Thursday, July 17, 2025

Satire: "I’m trying to beat you all up and beat myself up too"

"Have you seen that piece on satire by Colin Burrow in the London Review of Books?" asked Lord Bonkers over lunch. "It's Terribly Good."

It turned out to be a review by Burrow of State of Ridicule: A History of Satire in English Literature by Dan Sperrin:

The disappointment​ with satire that emerges from this book is in part a product of its method. The alluringly simple-seeming question ‘What is this text trying to do?’ is a much less good one to ask of satire than it might sound.
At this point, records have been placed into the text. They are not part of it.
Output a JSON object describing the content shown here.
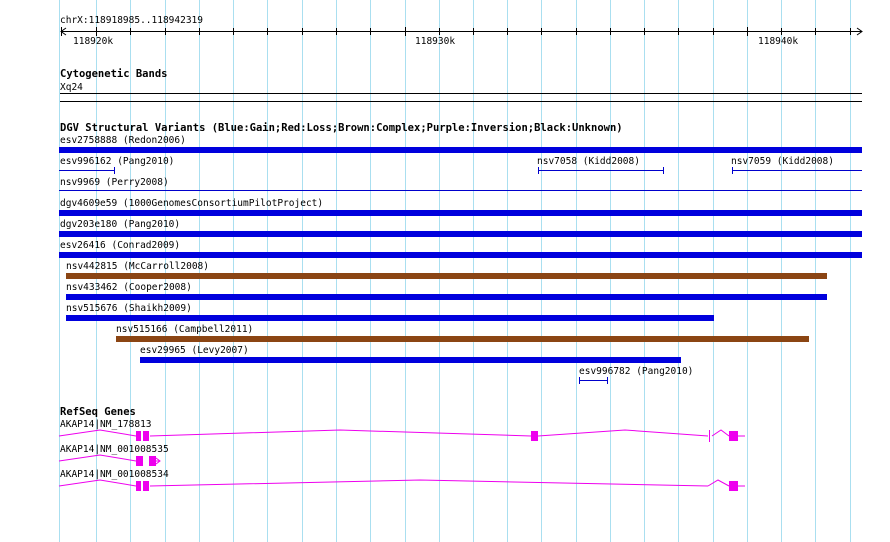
{
  "ruler": {
    "location": "chrX:118918985..118942319",
    "ticks": [
      "118920k",
      "118930k",
      "118940k"
    ]
  },
  "cytoband": {
    "title": "Cytogenetic Bands",
    "band": "Xq24"
  },
  "dgv": {
    "title": "DGV Structural Variants (Blue:Gain;Red:Loss;Brown:Complex;Purple:Inversion;Black:Unknown)",
    "colors": {
      "gain": "#0000dd",
      "complex": "#8b4513",
      "thin": "#0000cc"
    },
    "variants": [
      {
        "label": "esv2758888 (Redon2006)",
        "type": "gain"
      },
      {
        "label": "esv996162 (Pang2010)",
        "type": "thin"
      },
      {
        "label": "nsv7058 (Kidd2008)",
        "type": "thin"
      },
      {
        "label": "nsv7059 (Kidd2008)",
        "type": "thin"
      },
      {
        "label": "nsv9969 (Perry2008)",
        "type": "thin"
      },
      {
        "label": "dgv4609e59 (1000GenomesConsortiumPilotProject)",
        "type": "gain"
      },
      {
        "label": "dgv203e180 (Pang2010)",
        "type": "gain"
      },
      {
        "label": "esv26416 (Conrad2009)",
        "type": "gain"
      },
      {
        "label": "nsv442815 (McCarroll2008)",
        "type": "complex"
      },
      {
        "label": "nsv433462 (Cooper2008)",
        "type": "gain"
      },
      {
        "label": "nsv515676 (Shaikh2009)",
        "type": "gain"
      },
      {
        "label": "nsv515166 (Campbell2011)",
        "type": "complex"
      },
      {
        "label": "esv29965 (Levy2007)",
        "type": "gain"
      },
      {
        "label": "esv996782 (Pang2010)",
        "type": "thin"
      }
    ]
  },
  "refseq": {
    "title": "RefSeq Genes",
    "color": "#ee00ee",
    "transcripts": [
      {
        "label": "AKAP14|NM_178813"
      },
      {
        "label": "AKAP14|NM_001008535"
      },
      {
        "label": "AKAP14|NM_001008534"
      }
    ]
  }
}
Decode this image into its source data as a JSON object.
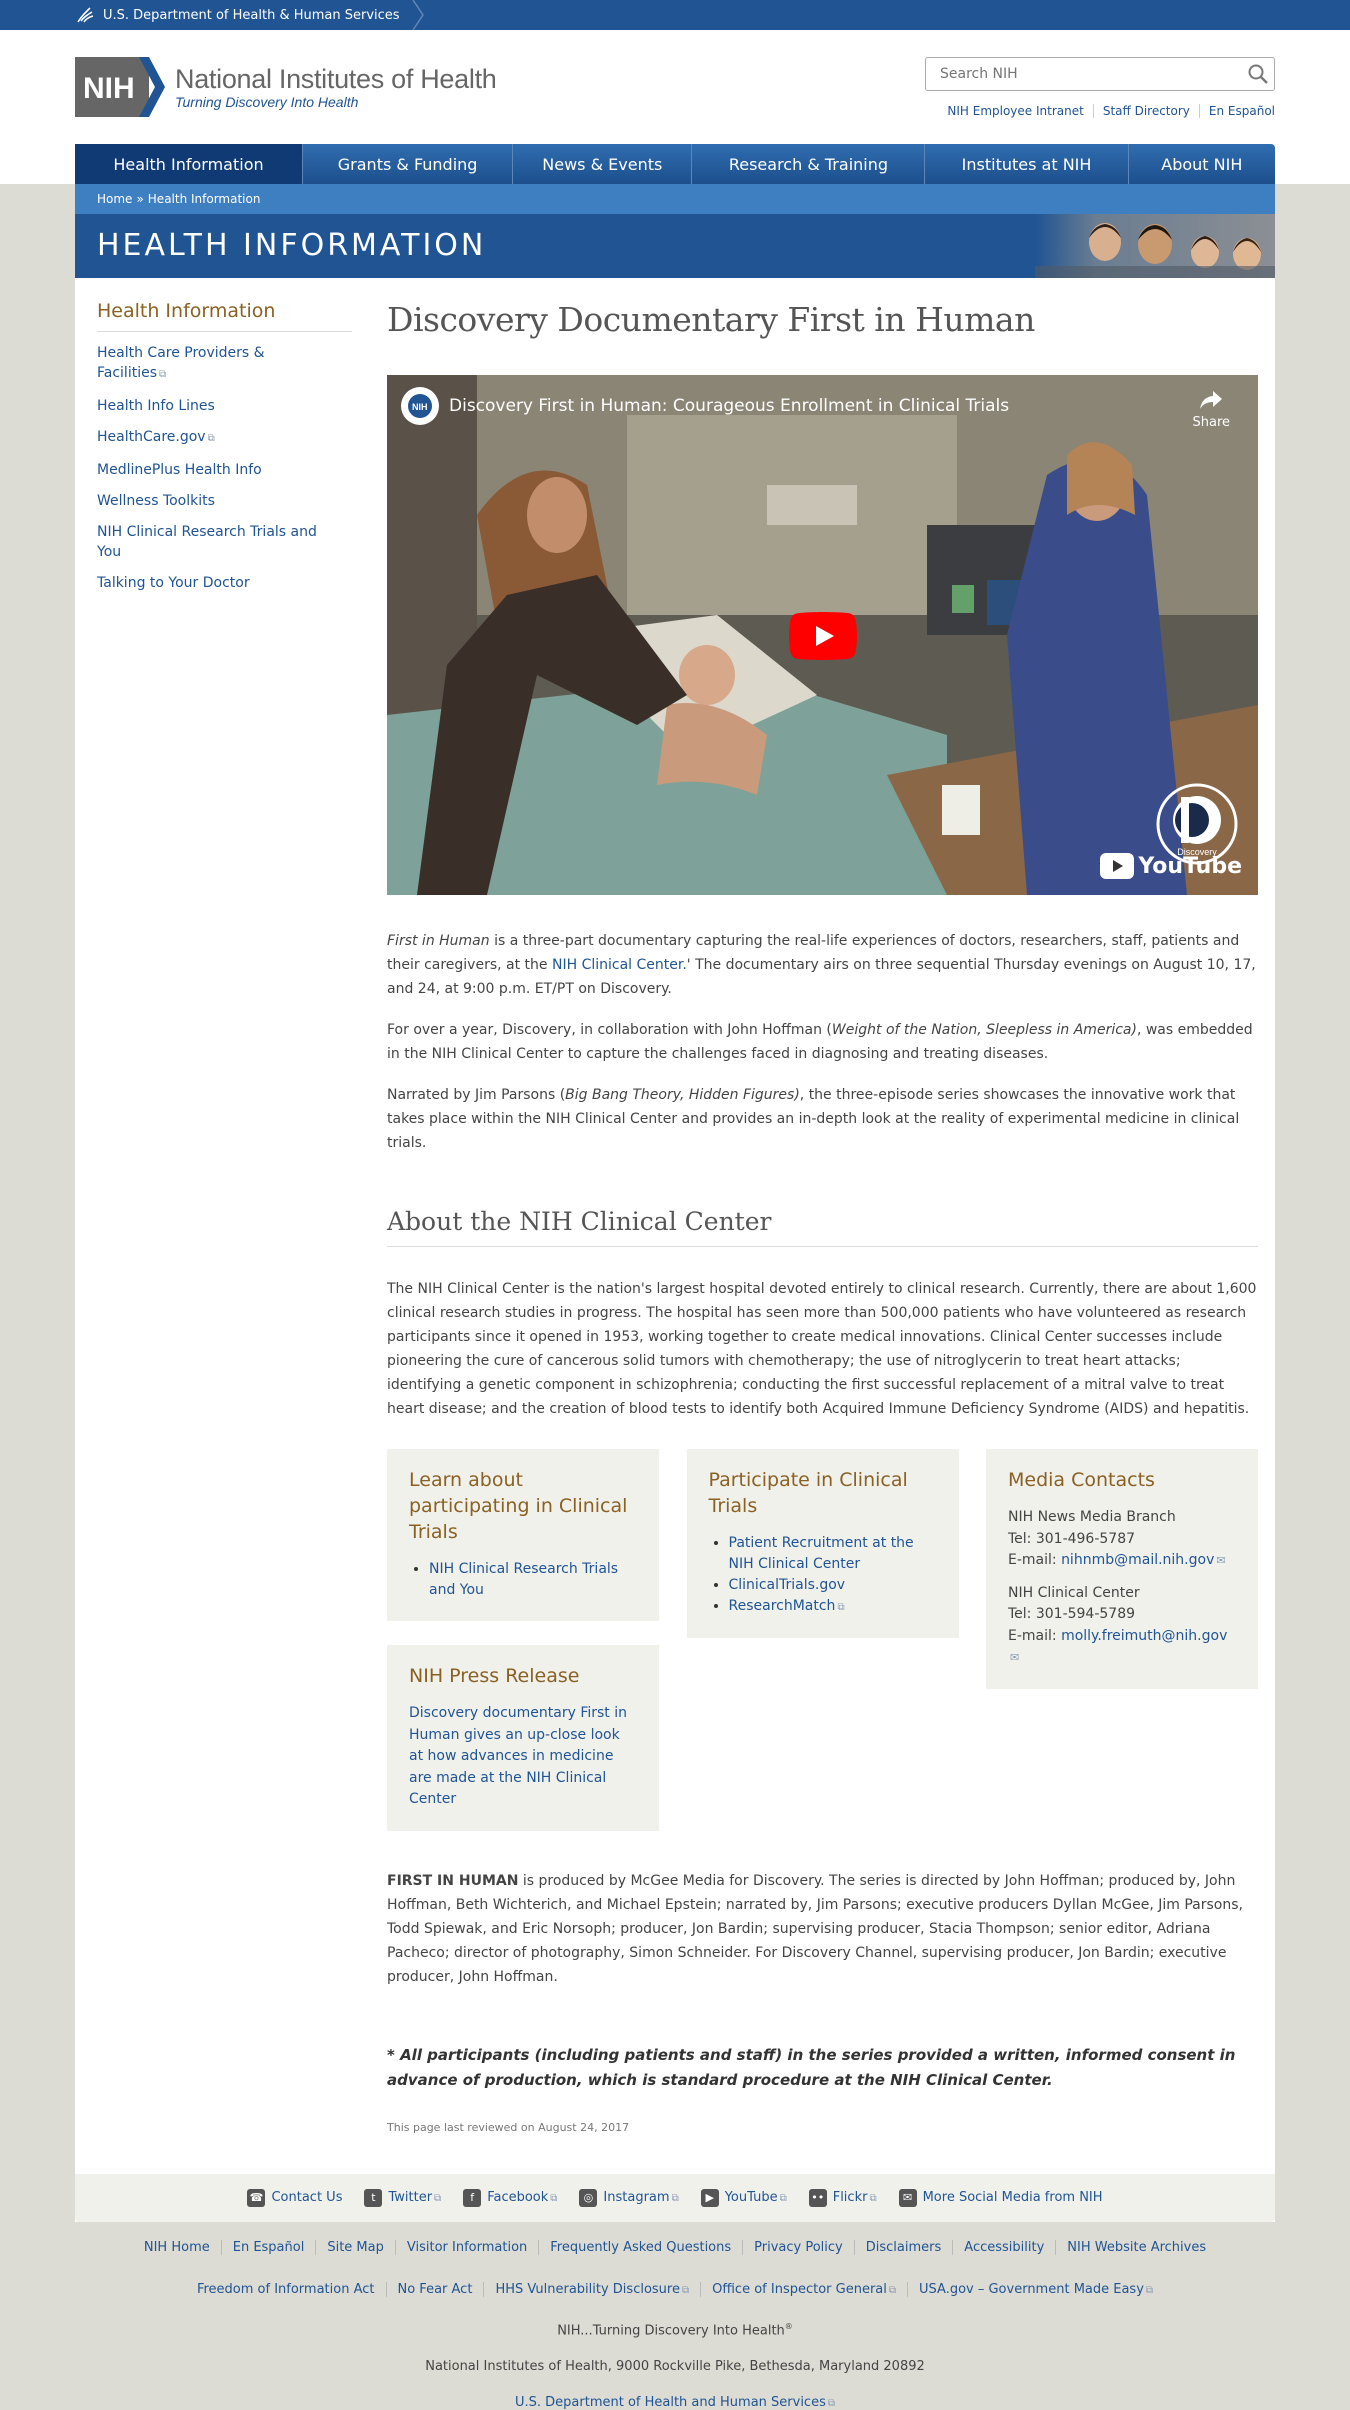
{
  "hhs_bar": {
    "label": "U.S. Department of Health & Human Services"
  },
  "header": {
    "logo_abbr": "NIH",
    "logo_title": "National Institutes of Health",
    "logo_tagline": "Turning Discovery Into Health",
    "search_placeholder": "Search NIH",
    "util_links": [
      "NIH Employee Intranet",
      "Staff Directory",
      "En Español"
    ]
  },
  "nav": {
    "items": [
      "Health Information",
      "Grants & Funding",
      "News & Events",
      "Research & Training",
      "Institutes at NIH",
      "About NIH"
    ],
    "active": "Health Information"
  },
  "breadcrumb": {
    "home": "Home",
    "separator": "»",
    "current": "Health Information"
  },
  "banner": {
    "title": "HEALTH INFORMATION"
  },
  "sidebar": {
    "title": "Health Information",
    "items": [
      {
        "label": "Health Care Providers & Facilities",
        "external": true
      },
      {
        "label": "Health Info Lines",
        "external": false
      },
      {
        "label": "HealthCare.gov",
        "external": true
      },
      {
        "label": "MedlinePlus Health Info",
        "external": false
      },
      {
        "label": "Wellness Toolkits",
        "external": false
      },
      {
        "label": "NIH Clinical Research Trials and You",
        "external": false
      },
      {
        "label": "Talking to Your Doctor",
        "external": false
      }
    ]
  },
  "main": {
    "title": "Discovery Documentary First in Human",
    "video": {
      "title": "Discovery First in Human: Courageous Enrollment in Clinical Trials",
      "share_label": "Share",
      "channel_badge": "Discovery",
      "youtube_label": "YouTube"
    },
    "p1": {
      "italic": "First in Human",
      "text1": " is a three-part documentary capturing the real-life experiences of doctors, researchers, staff, patients and their caregivers, at the ",
      "link": "NIH Clinical Center.",
      "text2": "' The documentary airs on three sequential Thursday evenings on August 10, 17, and 24, at 9:00 p.m. ET/PT on Discovery."
    },
    "p2": {
      "text1": "For over a year, Discovery, in collaboration with John Hoffman (",
      "italic": "Weight of the Nation, Sleepless in America)",
      "text2": ", was embedded in the NIH Clinical Center to capture the challenges faced in diagnosing and treating diseases."
    },
    "p3": {
      "text1": "Narrated by Jim Parsons (",
      "italic": "Big Bang Theory, Hidden Figures)",
      "text2": ", the three-episode series showcases the innovative work that takes place within the NIH Clinical Center and provides an in-depth look at the reality of experimental medicine in clinical trials."
    },
    "about_heading": "About the NIH Clinical Center",
    "about_text": "The NIH Clinical Center is the nation's largest hospital devoted entirely to clinical research. Currently, there are about 1,600 clinical research studies in progress. The hospital has seen more than 500,000 patients who have volunteered as research participants since it opened in 1953, working together to create medical innovations. Clinical Center successes include pioneering the cure of cancerous solid tumors with chemotherapy; the use of nitroglycerin to treat heart attacks; identifying a genetic component in schizophrenia; conducting the first successful replacement of a mitral valve to treat heart disease; and the creation of blood tests to identify both Acquired Immune Deficiency Syndrome (AIDS) and hepatitis.",
    "box_learn": {
      "title": "Learn about participating in Clinical Trials",
      "links": [
        "NIH Clinical Research Trials and You"
      ]
    },
    "box_press": {
      "title": "NIH Press Release",
      "link": "Discovery documentary First in Human gives an up-close look at how advances in medicine are made at the NIH Clinical Center"
    },
    "box_participate": {
      "title": "Participate in Clinical Trials",
      "links": [
        {
          "label": "Patient Recruitment at the NIH Clinical Center",
          "external": false
        },
        {
          "label": "ClinicalTrials.gov",
          "external": false
        },
        {
          "label": "ResearchMatch",
          "external": true
        }
      ]
    },
    "box_media": {
      "title": "Media Contacts",
      "contacts": [
        {
          "name": "NIH News Media Branch",
          "tel": "Tel: 301-496-5787",
          "email_label": "E-mail: ",
          "email": "nihnmb@mail.nih.gov"
        },
        {
          "name": "NIH Clinical Center",
          "tel": "Tel: 301-594-5789",
          "email_label": "E-mail: ",
          "email": "molly.freimuth@nih.gov"
        }
      ]
    },
    "credits": {
      "bold": "FIRST IN HUMAN",
      "text": " is produced by McGee Media for Discovery. The series is directed by John Hoffman; produced by, John Hoffman, Beth Wichterich, and Michael Epstein; narrated by, Jim Parsons; executive producers Dyllan McGee, Jim Parsons, Todd Spiewak, and Eric Norsoph; producer, Jon Bardin; supervising producer, Stacia Thompson; senior editor, Adriana Pacheco; director of photography, Simon Schneider. For Discovery Channel, supervising producer, Jon Bardin; executive producer, John Hoffman."
    },
    "disclaimer": "* All participants (including patients and staff) in the series provided a written, informed consent in advance of production, which is standard procedure at the NIH Clinical Center.",
    "reviewed": "This page last reviewed on August 24, 2017"
  },
  "social": {
    "items": [
      {
        "label": "Contact Us",
        "icon": "phone-icon",
        "glyph": "☎",
        "external": false
      },
      {
        "label": "Twitter",
        "icon": "twitter-icon",
        "glyph": "t",
        "external": true
      },
      {
        "label": "Facebook",
        "icon": "facebook-icon",
        "glyph": "f",
        "external": true
      },
      {
        "label": "Instagram",
        "icon": "instagram-icon",
        "glyph": "◎",
        "external": true
      },
      {
        "label": "YouTube",
        "icon": "youtube-icon",
        "glyph": "▶",
        "external": true
      },
      {
        "label": "Flickr",
        "icon": "flickr-icon",
        "glyph": "••",
        "external": true
      },
      {
        "label": "More Social Media from NIH",
        "icon": "chat-icon",
        "glyph": "✉",
        "external": false
      }
    ]
  },
  "footer": {
    "row1": [
      "NIH Home",
      "En Español",
      "Site Map",
      "Visitor Information",
      "Frequently Asked Questions",
      "Privacy Policy",
      "Disclaimers",
      "Accessibility",
      "NIH Website Archives"
    ],
    "row2": [
      {
        "label": "Freedom of Information Act",
        "external": false
      },
      {
        "label": "No Fear Act",
        "external": false
      },
      {
        "label": "HHS Vulnerability Disclosure",
        "external": true
      },
      {
        "label": "Office of Inspector General",
        "external": true
      },
      {
        "label": "USA.gov – Government Made Easy",
        "external": true
      }
    ],
    "tagline": "NIH...Turning Discovery Into Health",
    "tagline_mark": "®",
    "address": "National Institutes of Health, 9000 Rockville Pike, Bethesda, Maryland 20892",
    "hhs_link": "U.S. Department of Health and Human Services"
  },
  "colors": {
    "brand_blue": "#205493",
    "nav_active": "#0f3a74",
    "heading_gold": "#8a6123",
    "box_bg": "#f1f1ec",
    "page_bg": "#dcdcd4"
  }
}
It immediately excludes the possibility that a satirist might be a confused mess of self-censorship mixed with odd lunges for freedom, in which a desire to make a mark on the world as an individual intersects riskily with a desire to make people change their behaviour. 
The question ‘What is this satire trying to do?’ also implies that authorial intentions are clear, and that so long as you know enough about the day-to-day politics of the Walpole administration you can pin those intentions down and label them like dead butterflies in a display case. Many of the most successful satirists – Evelyn Waugh, even dry old Orwell – had a streak of madness and self-contradiction within them which might lead them to answer the question ‘What are you trying to do?’ with something like ‘I’m trying to beat you all up and beat myself up too.’ 
Furthermore, asking the same question of satire that one might ask of a political pamphlet aimed at redressing an immediate political wrong radically restricts the parameters within which satire can operate. It makes satire a mode that addresses a particular moment rather than a mode which might have an afterlife, or even change how people see the world in the longer term. You might say that’s not just a recipe for disappointment with satire, but for missing the point.